依頼者と芸人、制作者が楽しみつつ解決、ナレーションはなし、テロップでわかりやすく

川本裕司 朝日新聞記者

「探偵!ナイトスクープ」の探偵局長の西田敏行(中央)と探偵の芸人たち=2018年1月 (C)朝日放送テレビ「探偵!ナイトスクープ」の探偵局長の西田敏行(中央)と探偵の芸人たち=2018年1月 (C)朝日放送テレビ
 関東でフジテレビが若者から深夜番組で支持を得たころ、関西では幅広い世代から人気を集める深夜のバラエティー番組が誕生していた。朝日放送が1988年3月に始めた「探偵!ナイトスクープ」(金曜夜11時17分からの55分番組)は放送から30年を超え、いまも高い視聴率を誇る。

 プロデューサーとなる松本修(68)は副社長から指名されて若者向けの番組開発を命じられ、ディレクターと打ち合わせを重ねていた。視聴者からの依頼に基づいて街で調べ回って報告する、というアイデアをひらめいた。ディレクターが「調べるのは探偵の仕事ですけどねぇ」とぼそっと言ったとき、シャーロック・ホームズの姿が思い浮かび、企画の全体像と書斎兼応接間のセットが一気に導き出された。

 「85年秋に阪神タイガースが優勝した夜に道頓堀に沈んだカーネル・サンダース像を救え」から「青バナ小僧はどこへ行った?」「ポン菓子はどこへ」「ネギを食べたらリカちゃん人形の味がするのはなぜか」まで、想像を超えた幅広い依頼に取り組んだ。幼稚園時代の同級生だった美人の女の子を捜してほしいという19歳の学生が申し込んできた「子供美人はどこに」は、依頼者の強い思い入れが引きつけた。

「おならは燃えるの?」という視聴者の疑問に答える

 「おならは燃えるの?」では、探偵役の北野誠と男性依頼者が自分たちで燃やそうとしたが失敗。同情した大阪の主婦やOLら十数人のアイデアを得た結果、お尻の近くにライターを持っていき、おならを連発したところ火が点いた。みんなが抱き合って喜ぶ場面が放送された。

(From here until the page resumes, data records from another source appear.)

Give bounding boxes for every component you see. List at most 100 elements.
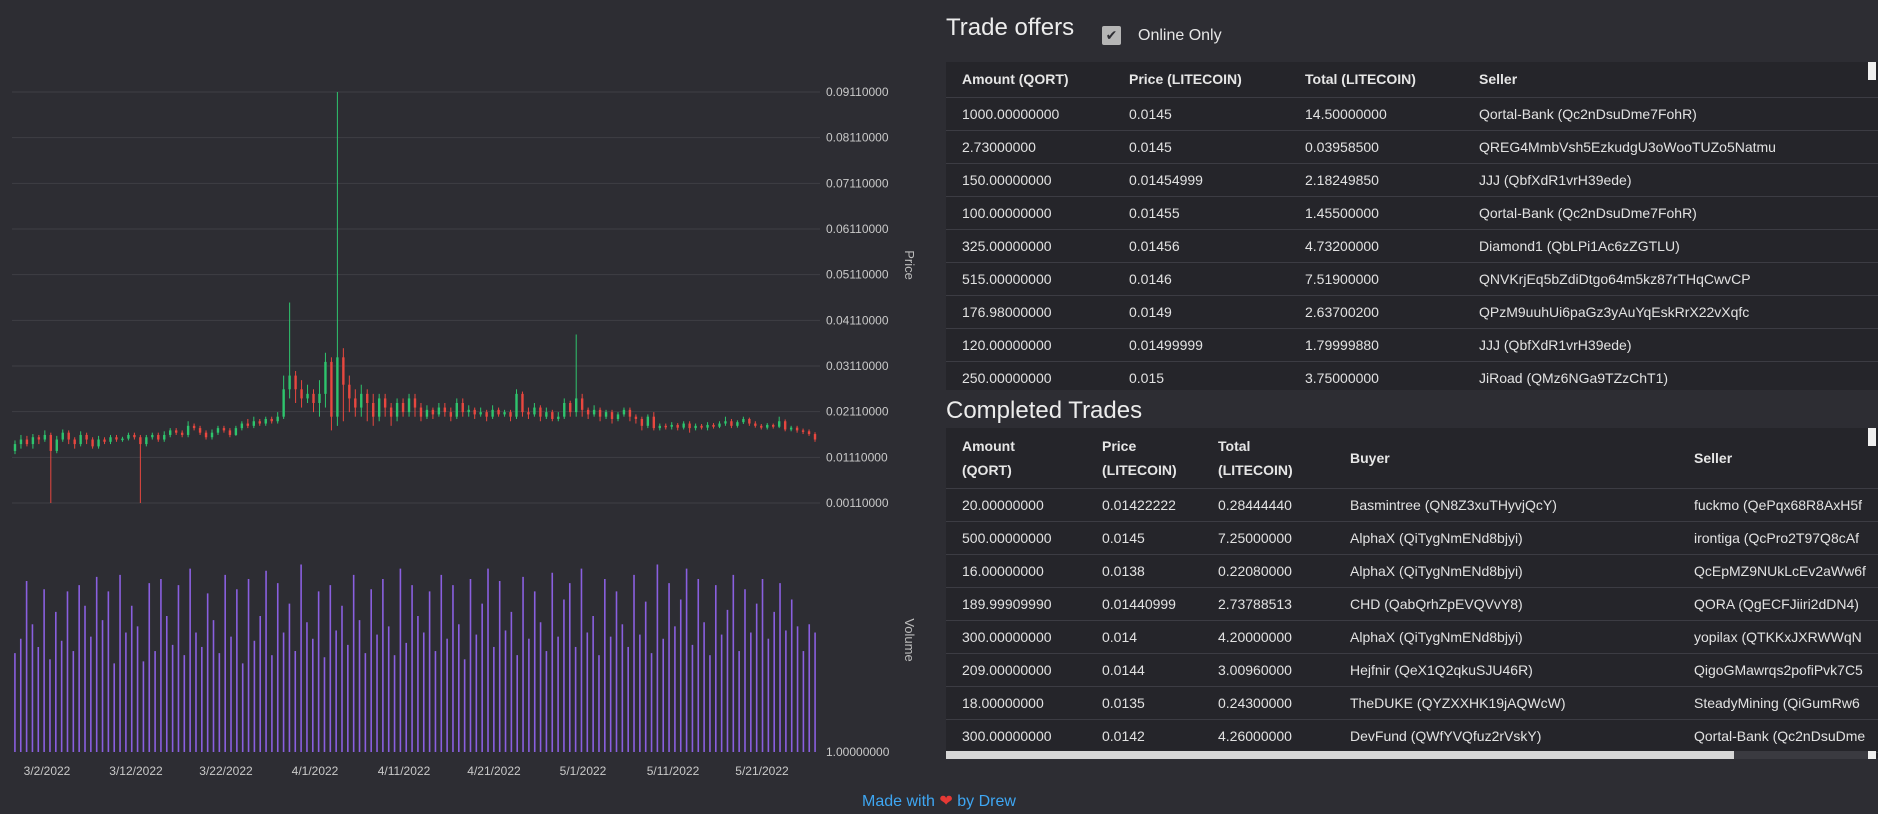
- candlestick[interactable]: [258, 418, 261, 426]
- candlestick[interactable]: [760, 423, 763, 430]
- column-header-seller[interactable]: Seller: [1463, 62, 1878, 98]
- candlestick[interactable]: [312, 389, 315, 413]
- candlestick[interactable]: [807, 429, 811, 436]
- candlestick[interactable]: [503, 409, 506, 417]
- candlestick[interactable]: [569, 400, 572, 417]
- column-header-price[interactable]: Price (LITECOIN): [1086, 428, 1202, 489]
- table-row[interactable]: 100.00000000 0.01455 1.45500000 Qortal-Bank…: [946, 196, 1878, 230]
- candlestick[interactable]: [616, 412, 620, 422]
- candlestick[interactable]: [688, 421, 691, 433]
- candlestick[interactable]: [401, 398, 405, 417]
- candlestick[interactable]: [383, 393, 387, 417]
- candlestick[interactable]: [509, 409, 512, 422]
- table-row[interactable]: 189.99909990 0.01440999 2.73788513 CHD (Qab…: [946, 587, 1878, 621]
- candlestick[interactable]: [742, 416, 745, 424]
- candlestick[interactable]: [628, 407, 632, 422]
- candlestick[interactable]: [133, 432, 136, 440]
- candlestick[interactable]: [473, 407, 476, 419]
- table-row[interactable]: 209.00000000 0.0144 3.00960000 Hejfnir (QeX…: [946, 653, 1878, 687]
- candlestick[interactable]: [718, 421, 721, 429]
- candlestick[interactable]: [157, 432, 160, 442]
- table-row[interactable]: 2.73000000 0.0145 0.03958500 QREG4MmbVsh5Ez…: [946, 130, 1878, 164]
- table-row[interactable]: 18.00000000 0.0135 0.24300000 TheDUKE (QYZX…: [946, 686, 1878, 720]
- candlestick[interactable]: [407, 393, 411, 417]
- candlestick[interactable]: [515, 389, 518, 419]
- candlestick[interactable]: [354, 389, 357, 417]
- candlestick[interactable]: [658, 423, 661, 431]
- candlestick[interactable]: [97, 435, 100, 449]
- candlestick[interactable]: [479, 407, 482, 417]
- candlestick[interactable]: [485, 409, 488, 422]
- candlestick[interactable]: [527, 407, 530, 419]
- candlestick[interactable]: [676, 423, 679, 431]
- candlestick[interactable]: [324, 352, 327, 408]
- candlestick[interactable]: [700, 423, 703, 430]
- candlestick[interactable]: [318, 380, 321, 417]
- candlestick[interactable]: [670, 422, 673, 430]
- candlestick[interactable]: [222, 425, 226, 433]
- candlestick[interactable]: [539, 405, 542, 422]
- candlestick[interactable]: [180, 430, 184, 438]
- online-only-toggle[interactable]: ✔ Online Only: [1102, 26, 1222, 45]
- candlestick[interactable]: [163, 431, 166, 442]
- candlestick[interactable]: [634, 414, 638, 424]
- candlestick[interactable]: [521, 391, 524, 417]
- candlestick[interactable]: [389, 402, 393, 426]
- candlestick[interactable]: [586, 407, 590, 419]
- column-header-amount[interactable]: Amount (QORT): [946, 428, 1086, 489]
- candlestick[interactable]: [551, 409, 554, 422]
- candlestick[interactable]: [377, 393, 381, 422]
- candlestick[interactable]: [682, 421, 685, 430]
- candlestick[interactable]: [557, 412, 560, 422]
- candlestick[interactable]: [264, 416, 267, 426]
- trade-offers-table-container[interactable]: Amount (QORT) Price (LITECOIN) Total (LI…: [946, 62, 1878, 390]
- column-header-amount[interactable]: Amount (QORT): [946, 62, 1113, 98]
- candlestick[interactable]: [664, 423, 667, 430]
- candlestick[interactable]: [49, 432, 53, 503]
- candlestick[interactable]: [294, 371, 297, 403]
- candlestick[interactable]: [712, 423, 715, 429]
- candlestick[interactable]: [443, 402, 447, 417]
- candlestick[interactable]: [425, 405, 429, 419]
- candlestick[interactable]: [85, 432, 88, 445]
- candlestick[interactable]: [342, 348, 345, 422]
- candlestick[interactable]: [31, 434, 35, 449]
- candlestick[interactable]: [461, 398, 464, 417]
- candlestick[interactable]: [545, 407, 548, 419]
- column-header-total[interactable]: Total (LITECOIN): [1202, 428, 1334, 489]
- candlestick[interactable]: [348, 375, 351, 413]
- candlestick[interactable]: [580, 393, 584, 417]
- candlestick[interactable]: [366, 389, 369, 422]
- candlestick[interactable]: [724, 416, 727, 426]
- candlestick[interactable]: [813, 432, 817, 442]
- candlestick[interactable]: [109, 434, 112, 445]
- candlestick[interactable]: [25, 435, 29, 447]
- candlestick[interactable]: [270, 416, 273, 424]
- candlestick[interactable]: [730, 418, 733, 429]
- candlestick[interactable]: [736, 420, 739, 428]
- candlestick[interactable]: [276, 412, 279, 424]
- candlestick[interactable]: [13, 440, 17, 455]
- candlestick[interactable]: [437, 402, 441, 417]
- candlestick[interactable]: [640, 416, 644, 431]
- candlestick[interactable]: [622, 407, 626, 417]
- candlestick[interactable]: [801, 428, 805, 435]
- completed-trades-table-container[interactable]: Amount (QORT) Price (LITECOIN) Total (LI…: [946, 428, 1878, 758]
- table-row[interactable]: 120.00000000 0.01499999 1.79999880 JJJ (Qbf…: [946, 328, 1878, 362]
- table-row[interactable]: 300.00000000 0.0142 4.26000000 DevFund (QWf…: [946, 719, 1878, 753]
- table-row[interactable]: 1000.00000000 0.0145 14.50000000 Qortal-Ban…: [946, 97, 1878, 131]
- chart-canvas[interactable]: 0.09110000 0.08110000 0.07110000 0.06110000…: [0, 0, 930, 790]
- table-row[interactable]: 20.00000000 0.01422222 0.28444440 Basmintre…: [946, 488, 1878, 522]
- candlestick[interactable]: [497, 407, 500, 417]
- column-header-price[interactable]: Price (LITECOIN): [1113, 62, 1289, 98]
- candlestick[interactable]: [174, 428, 178, 435]
- candlestick[interactable]: [151, 432, 154, 440]
- footer-author-link[interactable]: by Drew: [957, 793, 1016, 810]
- table-row[interactable]: 16.00000000 0.0138 0.22080000 AlphaX (QiTyg…: [946, 554, 1878, 588]
- candlestick[interactable]: [186, 421, 190, 438]
- candlestick[interactable]: [282, 375, 285, 419]
- table-row[interactable]: 250.00000000 0.015 3.75000000 JiRoad (QMz6N…: [946, 361, 1878, 390]
- horizontal-scrollbar-thumb[interactable]: [946, 751, 1734, 759]
- candlestick[interactable]: [413, 393, 417, 417]
- candlestick[interactable]: [198, 425, 202, 435]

 他方、楽器を何ひとつ弾けなかった少女が淀川の河川敷などで1日14時間の猛練習した末にステージで披露する「ウクレレ少女」、大阪から祖母のいる愛媛まで中学2年の女子が一人旅する「素晴らしき車椅子の旅」といったヒューマンな作品もある。

 視聴者から届く依頼の応募数は毎週400~500通。これまでに調査した案件は5000件を超えるという。依頼を解決するため、探偵役のお笑い芸人が調査するため訪れる依頼人や関係者とのやり取りが、爆笑を誘う。飾り気なくボケたり突っ込んだりと、芸人に負けない面白さを誇る関西人の話術が魅力となっている視聴者参加番組でもある。

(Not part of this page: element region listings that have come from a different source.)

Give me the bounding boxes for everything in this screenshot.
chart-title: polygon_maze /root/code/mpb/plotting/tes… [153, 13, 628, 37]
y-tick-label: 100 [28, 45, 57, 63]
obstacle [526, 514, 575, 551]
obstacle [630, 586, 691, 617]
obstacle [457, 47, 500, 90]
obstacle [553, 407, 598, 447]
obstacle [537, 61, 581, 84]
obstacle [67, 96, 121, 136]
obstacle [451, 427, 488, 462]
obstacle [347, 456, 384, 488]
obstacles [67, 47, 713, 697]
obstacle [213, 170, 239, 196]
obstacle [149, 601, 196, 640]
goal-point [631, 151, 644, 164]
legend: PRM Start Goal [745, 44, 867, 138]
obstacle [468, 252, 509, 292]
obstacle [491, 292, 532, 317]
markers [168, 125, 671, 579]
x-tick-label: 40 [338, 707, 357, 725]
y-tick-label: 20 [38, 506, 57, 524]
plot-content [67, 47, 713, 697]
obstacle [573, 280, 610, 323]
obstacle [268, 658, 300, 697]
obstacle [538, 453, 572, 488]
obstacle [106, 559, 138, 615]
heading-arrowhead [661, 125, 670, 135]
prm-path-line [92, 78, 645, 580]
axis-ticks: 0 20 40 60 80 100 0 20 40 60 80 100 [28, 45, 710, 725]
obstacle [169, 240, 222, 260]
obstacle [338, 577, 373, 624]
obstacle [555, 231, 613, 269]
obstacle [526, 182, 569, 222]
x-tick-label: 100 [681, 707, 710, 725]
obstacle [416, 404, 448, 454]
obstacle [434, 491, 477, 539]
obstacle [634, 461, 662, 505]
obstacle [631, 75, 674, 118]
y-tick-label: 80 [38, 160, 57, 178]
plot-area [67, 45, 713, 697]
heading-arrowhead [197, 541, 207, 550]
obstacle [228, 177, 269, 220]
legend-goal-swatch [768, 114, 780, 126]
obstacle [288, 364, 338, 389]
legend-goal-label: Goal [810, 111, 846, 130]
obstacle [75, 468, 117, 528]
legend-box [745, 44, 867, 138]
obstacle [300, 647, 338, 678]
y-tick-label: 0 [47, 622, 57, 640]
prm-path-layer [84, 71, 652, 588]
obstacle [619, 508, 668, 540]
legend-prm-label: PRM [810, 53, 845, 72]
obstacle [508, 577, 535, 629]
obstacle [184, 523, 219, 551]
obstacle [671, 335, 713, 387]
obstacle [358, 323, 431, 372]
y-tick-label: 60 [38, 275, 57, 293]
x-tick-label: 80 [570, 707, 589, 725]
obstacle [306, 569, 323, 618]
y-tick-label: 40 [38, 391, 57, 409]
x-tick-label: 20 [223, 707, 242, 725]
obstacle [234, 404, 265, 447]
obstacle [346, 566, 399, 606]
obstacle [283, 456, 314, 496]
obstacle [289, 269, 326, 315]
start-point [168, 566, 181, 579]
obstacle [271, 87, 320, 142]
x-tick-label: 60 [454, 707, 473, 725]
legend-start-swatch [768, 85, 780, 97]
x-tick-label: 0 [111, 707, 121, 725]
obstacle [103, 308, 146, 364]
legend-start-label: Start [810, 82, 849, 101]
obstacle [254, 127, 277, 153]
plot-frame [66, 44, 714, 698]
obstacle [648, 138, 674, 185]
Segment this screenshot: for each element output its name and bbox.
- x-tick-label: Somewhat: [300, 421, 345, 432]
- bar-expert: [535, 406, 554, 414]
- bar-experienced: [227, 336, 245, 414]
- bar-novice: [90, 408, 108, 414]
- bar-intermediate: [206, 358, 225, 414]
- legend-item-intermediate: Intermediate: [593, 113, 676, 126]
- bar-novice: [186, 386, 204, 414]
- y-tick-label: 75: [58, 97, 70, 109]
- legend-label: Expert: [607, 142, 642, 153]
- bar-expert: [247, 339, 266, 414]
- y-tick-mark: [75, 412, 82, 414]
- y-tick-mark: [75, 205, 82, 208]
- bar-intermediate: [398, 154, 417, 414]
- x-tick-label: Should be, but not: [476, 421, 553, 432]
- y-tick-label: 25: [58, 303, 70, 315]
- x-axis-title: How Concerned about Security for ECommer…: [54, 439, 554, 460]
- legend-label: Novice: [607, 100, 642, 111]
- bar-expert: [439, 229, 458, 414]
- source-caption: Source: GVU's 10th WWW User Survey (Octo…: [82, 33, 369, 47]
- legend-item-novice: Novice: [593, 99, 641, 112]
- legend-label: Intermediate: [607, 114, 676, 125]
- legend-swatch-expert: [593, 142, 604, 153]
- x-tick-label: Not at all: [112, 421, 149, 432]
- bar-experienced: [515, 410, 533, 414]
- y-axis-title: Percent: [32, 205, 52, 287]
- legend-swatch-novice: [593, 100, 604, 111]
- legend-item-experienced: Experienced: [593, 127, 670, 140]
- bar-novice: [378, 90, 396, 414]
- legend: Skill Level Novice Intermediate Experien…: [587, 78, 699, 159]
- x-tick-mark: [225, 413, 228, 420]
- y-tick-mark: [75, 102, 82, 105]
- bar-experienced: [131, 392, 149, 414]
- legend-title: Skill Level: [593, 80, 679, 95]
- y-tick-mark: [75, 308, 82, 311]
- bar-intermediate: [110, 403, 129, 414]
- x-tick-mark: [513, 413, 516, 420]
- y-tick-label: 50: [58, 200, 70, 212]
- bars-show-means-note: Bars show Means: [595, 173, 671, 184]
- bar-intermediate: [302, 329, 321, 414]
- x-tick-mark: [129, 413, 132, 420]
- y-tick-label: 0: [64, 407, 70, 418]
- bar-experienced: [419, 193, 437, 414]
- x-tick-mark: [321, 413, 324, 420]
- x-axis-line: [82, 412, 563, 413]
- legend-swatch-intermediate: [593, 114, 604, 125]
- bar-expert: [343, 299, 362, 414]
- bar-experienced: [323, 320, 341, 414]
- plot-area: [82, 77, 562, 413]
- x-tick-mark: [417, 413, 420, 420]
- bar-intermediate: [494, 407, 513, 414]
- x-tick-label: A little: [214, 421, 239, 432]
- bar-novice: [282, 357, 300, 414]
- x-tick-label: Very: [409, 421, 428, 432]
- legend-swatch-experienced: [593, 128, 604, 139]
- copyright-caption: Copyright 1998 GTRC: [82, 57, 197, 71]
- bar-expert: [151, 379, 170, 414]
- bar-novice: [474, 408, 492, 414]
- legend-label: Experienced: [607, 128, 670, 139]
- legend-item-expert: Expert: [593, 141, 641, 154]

 当初、社会のナゾを解き明かすドキュメンタリーふうの番組をめざしていた。ところが、依頼に映し出される個人的な思い入れの面白さに松本は気づき、依頼者を積極的に登場させるようにした。「素人」のバカバカしいほどの真剣さが笑いを誘うことを発見したのだった。

作り手がバカになり笑いの素材に取り組む

 番組づくりで一貫させているのは、依頼者をオモチャにして笑いをとらないことだ。依頼者と探偵、ディレクターが一緒に楽しみながら、予定調和でない解決をめざしていく。バカを笑いながら、ときに感動が混じるのは30年間変わっていない。

 作り手が上から見下ろすのではなく、自分から下りていってバカになっていった。「そこまでしなくていいから」と言われるほどの誠意を尽くし、あふれる愛情で笑いの素材に取り組んだ。松本は「『ナイトスクープ』はテレビ史上の革命だったかもしれない」と自負している。